Le colloque des 12-13 mai 2022 à Toulouse se propose ainsi d’explorer les processus sous-jacents à la construction des initiatives urbaines d’accueil des migrants, de questionner les cadres théoriques qui les étayent, incluant notamment le devoir d’hospitalité dans une démarche humanitaire, l’offre de « sanctuaire » par des autorités locales en conflit avec l’Etat, ou encore l’image cosmopolite et progressiste de la « ville accueillante ». La rencontre vise à placer ces débats dans un périmètre international, et sera l’occasion de réunir des chercheurs d’Europe, des Amériques, d’Afrique et au-delà, afin d’interroger la réception urbaine des migrants dans des perspectives croisées et attentives à des environnements spécifiques, tant du point de vue de la nature des dynamiques migratoires que des formes d’action existantes. Les approches depuis l’anthropologie, la sociologie, la géographie, la science politique, le droit ou les études urbaines seront les bienvenues, alimentant un dialogue multidisciplinaire et multiscalaire que nous souhaitons fructueux.
Conférenciers invités :
- Michel Agier (EHESS, IRD)
- Susan Bibler Coutin (University of California at Irvine)

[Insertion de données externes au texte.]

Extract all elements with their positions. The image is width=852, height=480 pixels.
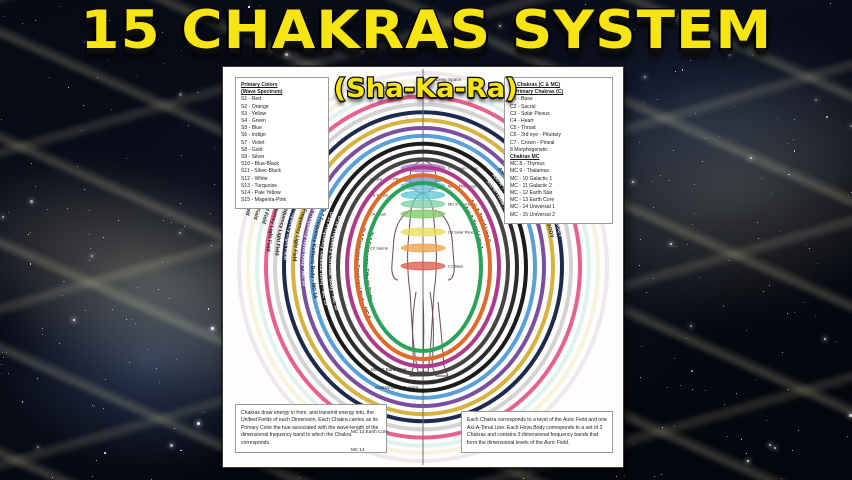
legend-color-item: S2 - Orange (241, 104, 324, 111)
marker-central-current: Central Body Current (375, 385, 418, 390)
legend-color-item: S13 - Turquoise (241, 183, 324, 190)
legend-chakra-item: C2 - Sacral (510, 104, 608, 111)
legend-color-item: S4 - Green (241, 118, 324, 125)
legend-color-item: S14 - Pale Yellow (241, 190, 324, 197)
note-auric-field: Each Chakra corresponds to a level of th… (461, 411, 613, 453)
legend-chakra-item: C7 - Crown - Pineal (510, 140, 608, 147)
page-title: 15 CHAKRAS SYSTEM (0, 2, 852, 60)
legend-mc-chakra-item: MC - 13 Earth Core (510, 197, 608, 204)
legend-chakra-item: C4 - Heart (510, 118, 608, 125)
legend-mc-chakra-item: MC - 11 Galactic 2 (510, 183, 608, 190)
legend-color-item: S15 - Magenta-Pink (241, 197, 324, 204)
legend-right-heading-4: Chakras MC (510, 154, 608, 161)
legend-color-item: S3 - Yellow (241, 111, 324, 118)
screenshot-canvas: 15 CHAKRAS SYSTEM (Sha-Ka-Ra) D-15 Sound… (0, 0, 852, 480)
legend-right-mc-items: MC 8 - ThymusMC 9 - ThalamusMC - 10 Gala… (510, 161, 608, 219)
legend-color-item: S7 - Violet (241, 140, 324, 147)
legend-color-item: S10 - Blue-Black (241, 161, 324, 168)
legend-mc-chakra-item: MC - 15 Universal 2 (510, 212, 608, 219)
legend-mc-chakra-item: MC - 12 Earth Star (510, 190, 608, 197)
chakra-diagram-panel: D-15 Sound FieldAxi-A-Tonal Line 15D-14 … (222, 66, 624, 468)
marker-bottom-last: MC 14 (351, 447, 365, 452)
legend-chakra-item: C6 - 3rd eye - Pituitary (510, 132, 608, 139)
legend-color-item: S9 - Silver (241, 154, 324, 161)
legend-right-heading-3: 8 Morphogenetic (510, 147, 608, 154)
page-subtitle-text: (Sha-Ka-Ra) (334, 74, 518, 104)
legend-left-items: S1 - RedS2 - OrangeS3 - YellowS4 - Green… (241, 96, 324, 204)
legend-color-item: S6 - Indigo (241, 132, 324, 139)
legend-chakra-item: C5 - Throat (510, 125, 608, 132)
marker-bottom-star: MC 12 Earth Star (371, 367, 407, 372)
legend-mc-chakra-item: MC - 10 Galactic 1 (510, 176, 608, 183)
legend-color-item: S8 - Gold (241, 147, 324, 154)
legend-color-item: S11 - Silver-Black (241, 168, 324, 175)
legend-chakra-item: C3 - Solar Plexus (510, 111, 608, 118)
legend-mc-chakra-item: MC 8 - Thymus (510, 161, 608, 168)
legend-color-item: S12 - White (241, 176, 324, 183)
legend-mc-chakra-item: MC - 14 Universal 1 (510, 204, 608, 211)
page-title-text: 15 CHAKRAS SYSTEM (80, 2, 772, 60)
page-subtitle: (Sha-Ka-Ra) (0, 74, 852, 104)
legend-mc-chakra-item: MC 9 - Thalamus (510, 168, 608, 175)
legend-color-item: S5 - Blue (241, 125, 324, 132)
marker-bottom-core: MC 13 Earth Core (351, 429, 388, 434)
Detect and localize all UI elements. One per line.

- Thomas Lacroix (CNRS – Migrinter)
Comité scientifique d’organisation :
Lionel Arnaud (Université Toulouse III – Paul Sabatier)
Etienne Ciapin (Université Toulouse – Jean Jaurès)
Laurent Faret (Université de Paris)
Annalisa Lendaro (Université Toulouse – Jean Jaurès)
Stephanie Lima (Université Toulouse – Jean Jaurès)
Samuel Malby (Université Toulouse – Jean Jaurès)
Hasnia-Sonia Missaoui (Université Toulouse – Jean Jaurès)
Hilary Sanders (Université Toulouse – Jean Jaurès)
Les langues du colloque seront l’anglais et le français. Merci d’adresser une proposition (environ 500 mots), ainsi qu’une brève biographie (5-10 lignes), pour le 24 janvier 2022 à : Welcomingmigrants2022@univ-tlse2.fr. Un texte et éventuellement un support visuel résumant la communication seront demandés pour le 30 avril.
Les organisateurs tâcheront de couvrir les frais de mission des jeunes chercheurs qui en feront la demande.